April 2009 Archives

One quick command, "rm *.c" and three hours of work was gone. Sure I know that I meant to write "rm *.o", however there isn't any undo for stupidity or carelessness.

One of the many new feature in Mac OS X Leopard was Time Machine, however as I usually work on a laptop I've never had consistent success with backing up to a Time Machine drive across the network. I also create full system backups using SuperDuper, but only weekly at best, so it also is of no help when I erase the source code I've been working on for the past three hours with a careless command.

Shortly after my current MacBook Pro arrived, I repartitioned the hard drive so that I would have about 128GB for the OS and Applications and 160GB for a ZFS slice. So for months now I've been reminding myself to setup ZFS to take snapshots.

So after the truly horrid feeling of losing work, and the fear that someday I could lose even more, I decided to automate the ZFS snapshots before it's too late.

Requirements

• Mac OS X 10.5 • ZFS for Mac OS X 10.5 • I'm assuming that if you have ZFS installed on your machine that you can figure out how to get the put the below script into a file and make it executable.

Other Software

Lingon (I always think of Klingon first...)

zfsSnaphost.sh

[update 5 Sept 2009 - Take a look at my updated PHP script that is ever so smarter.] My zfsSnaphost.sh script below is based off of another script, of which I am unable to find the original. It is likely to have originated on a ZFS related blog or the ZFS mailing lists.

#! /bin/bash

## As I call this every 30 mins, I will have
##  24 hours worth of system running time worth of backups...
keepThisMany=48;

echo "zfsSnaphost.sh : Starting ZFS snapshots"
fileSystemList=`zfs list -o name -t filesystem | sed 1d`
for full_dir_path in $fileSystemList
do
    zfs snapshot ${full_dir_path}@$(date +%FT%T)

    ## As a note, in the years after 2099 the below line
    ##  will need to be updated as the @20 will need to be @21
    snaps=($(zfs list| grep ${full_dir_path}@20 | cut -f 1 -d ' '))
    numberToKeep=$(( ${#snaps[@]} - ${keepThisMany} ))

    i=0
    while [ $i -lt $numberToKeep ]
    do
        zfs destroy ${snaps[$i]}
        let "i = $i + 1"
        done
done
echo "zfsSnaphost.sh : Finished ZFS snapshots"

Automating

Use Lingon to setup a new "User Daemon" (or "User Agent" or "My Agent" if you prefer although I have not tested either) as shown below, adjusting for the time increment that you would like. For my testing purposes I currently have been taking a snapshot every five minutes but will likely change it back to every 30 mins soon. Lingon - zfsSnapshot.sh Setup

Things to keep in mind

Snapshots do take drive space, however it's not a significant amount. Rather, if you have a high use filesystem where you create a lot of large files and then delete them it will take a while before that drive space is actually free as your snapshots will retain all that old data until the snapshots that still contained those large files are deleted.

How to go back in time

Let's say you just now did something really foolish, like deleting that file you've been working on for three hours. Instead of getting that sick feeling you think "hey, I'm glad I planned for something like this!" and you then start the fairly painless recovery process.

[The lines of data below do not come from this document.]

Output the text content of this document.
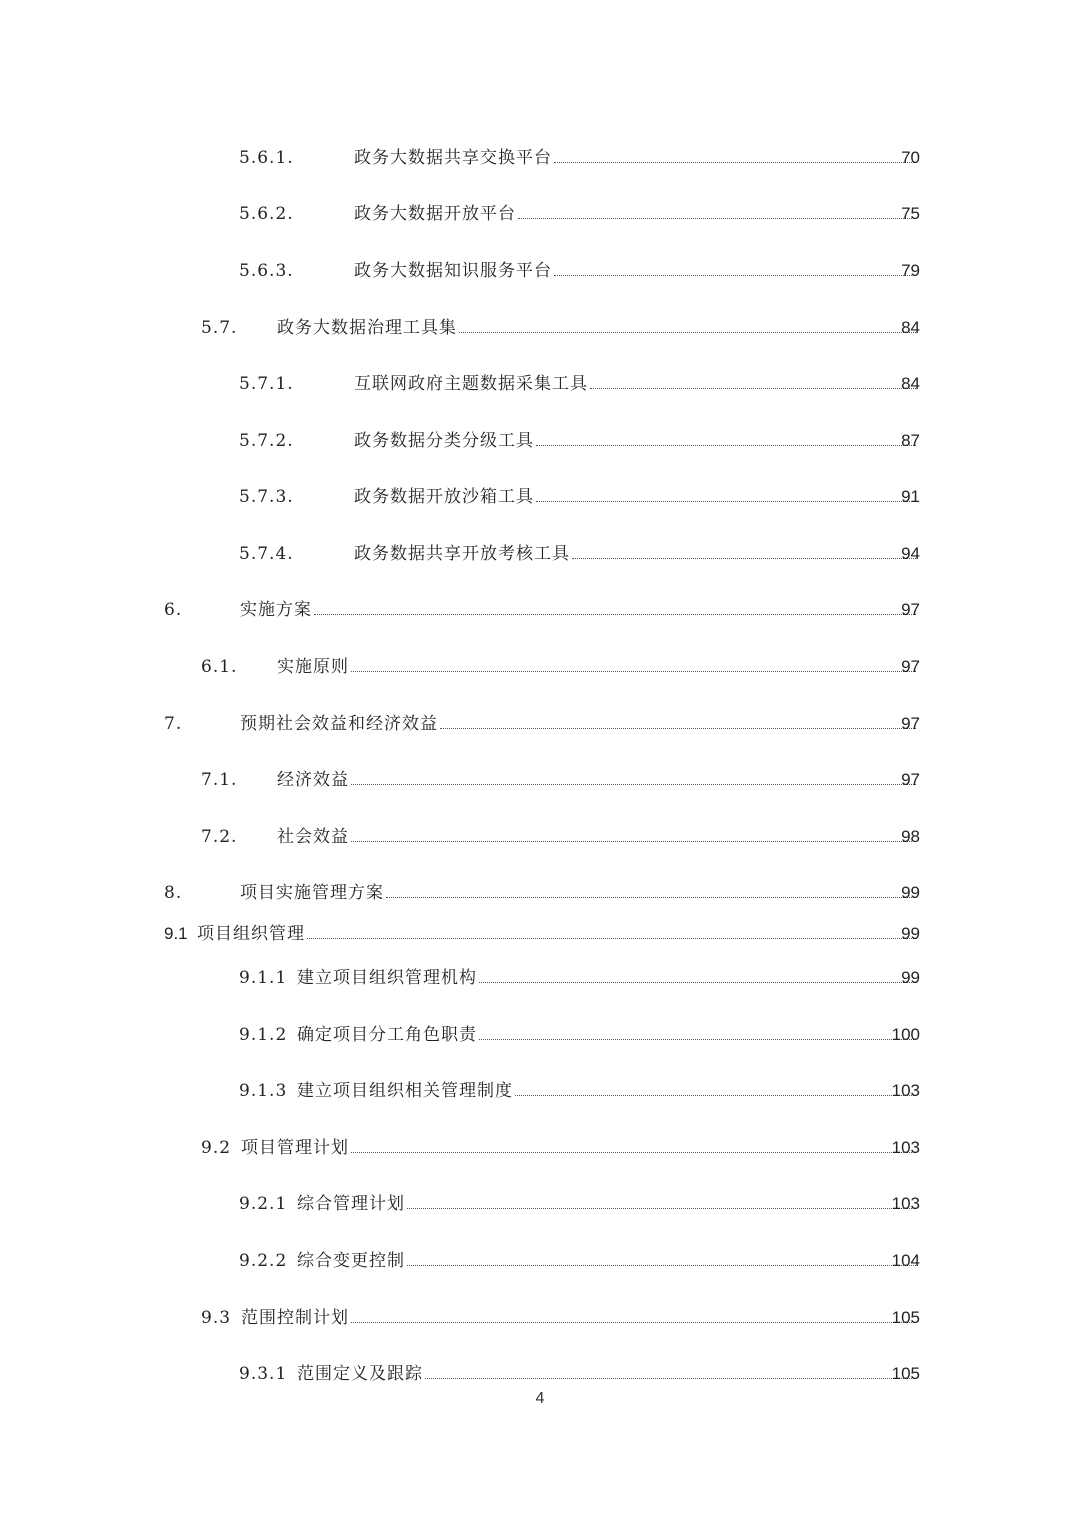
5.6.1.	政务大数据共享交换平台	70
5.6.2.	政务大数据开放平台	75
5.6.3.	政务大数据知识服务平台	79
5.7. 政务大数据治理工具集	84
5.7.1.	互联网政府主题数据采集工具	84
5.7.2.	政务数据分类分级工具	87
5.7.3.	政务数据开放沙箱工具	91
5.7.4.	政务数据共享开放考核工具	94
6.	实施方案	97
6.1. 实施原则	97
7.	预期社会效益和经济效益	97
7.1. 经济效益	97
7.2. 社会效益	98
8.	项目实施管理方案	99
9.1 项目组织管理	99
9.1.1 建立项目组织管理机构	99
9.1.2 确定项目分工角色职责	100
9.1.3 建立项目组织相关管理制度	103
9.2 项目管理计划	103
9.2.1 综合管理计划	103
9.2.2 综合变更控制	104
9.3 范围控制计划	105
9.3.1 范围定义及跟踪	105
4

This process might someday be even easier as it is in OpenSolaris, but ".zfs" is not implemented in the Mac OS X port of ZFS (yet we all hope).

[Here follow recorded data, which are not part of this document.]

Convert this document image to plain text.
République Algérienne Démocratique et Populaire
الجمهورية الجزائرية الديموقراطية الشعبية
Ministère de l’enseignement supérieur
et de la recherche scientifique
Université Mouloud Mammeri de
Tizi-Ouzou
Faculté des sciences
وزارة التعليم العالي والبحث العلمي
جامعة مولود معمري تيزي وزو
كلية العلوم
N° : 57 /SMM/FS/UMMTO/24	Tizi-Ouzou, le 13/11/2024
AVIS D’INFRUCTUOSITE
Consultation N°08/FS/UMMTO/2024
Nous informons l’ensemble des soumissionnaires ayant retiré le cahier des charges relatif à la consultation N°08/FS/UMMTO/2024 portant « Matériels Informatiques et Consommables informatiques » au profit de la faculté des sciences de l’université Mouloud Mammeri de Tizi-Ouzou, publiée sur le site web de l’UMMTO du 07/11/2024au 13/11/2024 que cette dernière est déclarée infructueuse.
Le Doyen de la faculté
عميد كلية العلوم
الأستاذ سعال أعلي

First, we need to clone the snapshot, so run

zfs list -t snapshot

and you will see a list something like...

NAME                         USED  AVAIL  REFER  MOUNTPOINT
Dawson@2009-04-17T19:39:00  10.4M      -   137G  -
Dawson@2009-04-17T19:44:01  9.31M      -   137G  -
Dawson@2009-04-17T19:48:59  9.24M      -   137G  -
[[ snip ]]
Dawson@2009-04-18T00:38:29  12.8M      -   137G  -
Dawson@2009-04-18T00:43:28  8.77M      -   137G  -

Pick the one that is as close to right before your blunder. The worst case you can do this process multiple times to find the most recent version saved. Remember that in my setup I create a new snapshot every 5 minutes and I keep 48, so your configuration will vary.

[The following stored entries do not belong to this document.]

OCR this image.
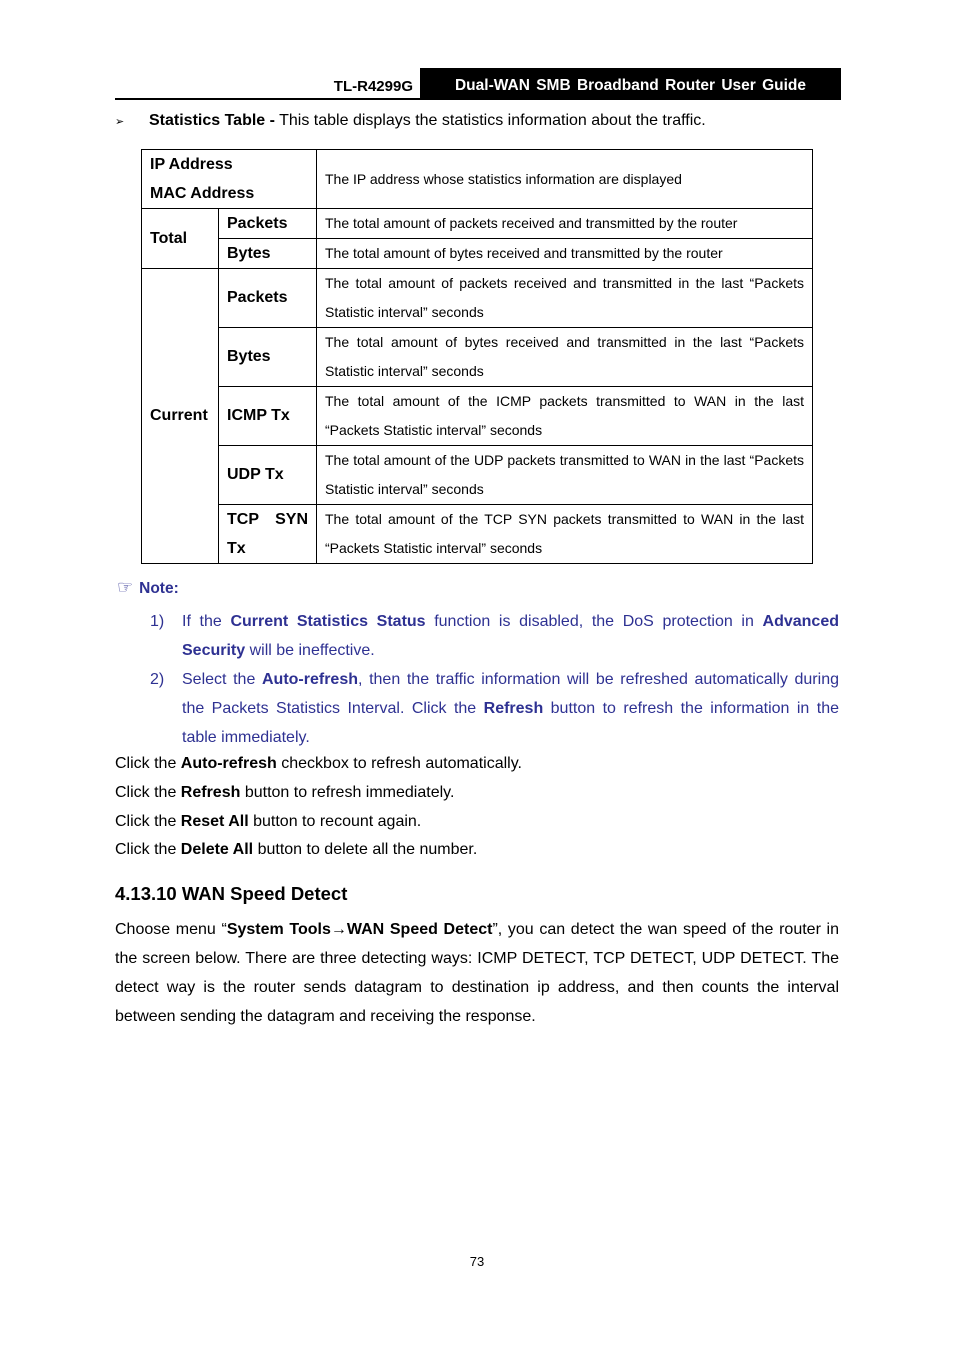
TL-R4299G	Dual-WAN SMB Broadband Router User Guide
➢ Statistics Table - This table displays the statistics information about the traffic.
IP Address
MAC Address		The IP address whose statistics information are displayed
Total	Packets	The total amount of packets received and transmitted by the router
	Bytes	The total amount of bytes received and transmitted by the router
Current	Packets	The total amount of packets received and transmitted in the last “Packets Statistic interval” seconds
	Bytes	The total amount of bytes received and transmitted in the last “Packets Statistic interval” seconds
	ICMP Tx	The total amount of the ICMP packets transmitted to WAN in the last “Packets Statistic interval” seconds
	UDP Tx	The total amount of the UDP packets transmitted to WAN in the last “Packets Statistic interval” seconds
	TCP SYN Tx	The total amount of the TCP SYN packets transmitted to WAN in the last “Packets Statistic interval” seconds
☞ Note:
1) If the Current Statistics Status function is disabled, the DoS protection in Advanced Security will be ineffective.
2) Select the Auto-refresh, then the traffic information will be refreshed automatically during the Packets Statistics Interval. Click the Refresh button to refresh the information in the table immediately.
Click the Auto-refresh checkbox to refresh automatically.
Click the Refresh button to refresh immediately.
Click the Reset All button to recount again.
Click the Delete All button to delete all the number.
4.13.10 WAN Speed Detect
Choose menu “System Tools→WAN Speed Detect”, you can detect the wan speed of the router in the screen below. There are three detecting ways: ICMP DETECT, TCP DETECT, UDP DETECT. The detect way is the router sends datagram to destination ip address, and then counts the interval between sending the datagram and receiving the response.
73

Now, to get to the data inside the snapshot you need to clone the snapshot, below I am cloning the second to last as seen in the above snapshot list, which creates a new zfs filesystem.

zfs clone Dawson@2009-04-18T00:38:29 Dawson/Example

You can then browse to that folder and you will see all the contents just as it was at the time of the snapshot. Once you have found the file(s) that you needed, don't forget to destroy the clone that you made, as it will take a small amount of space and it's no longer needed anyhow.

zfs destroy Dawson/Example

And that is what I wish I had done before Friday evening... At least I've learned to take more precautions.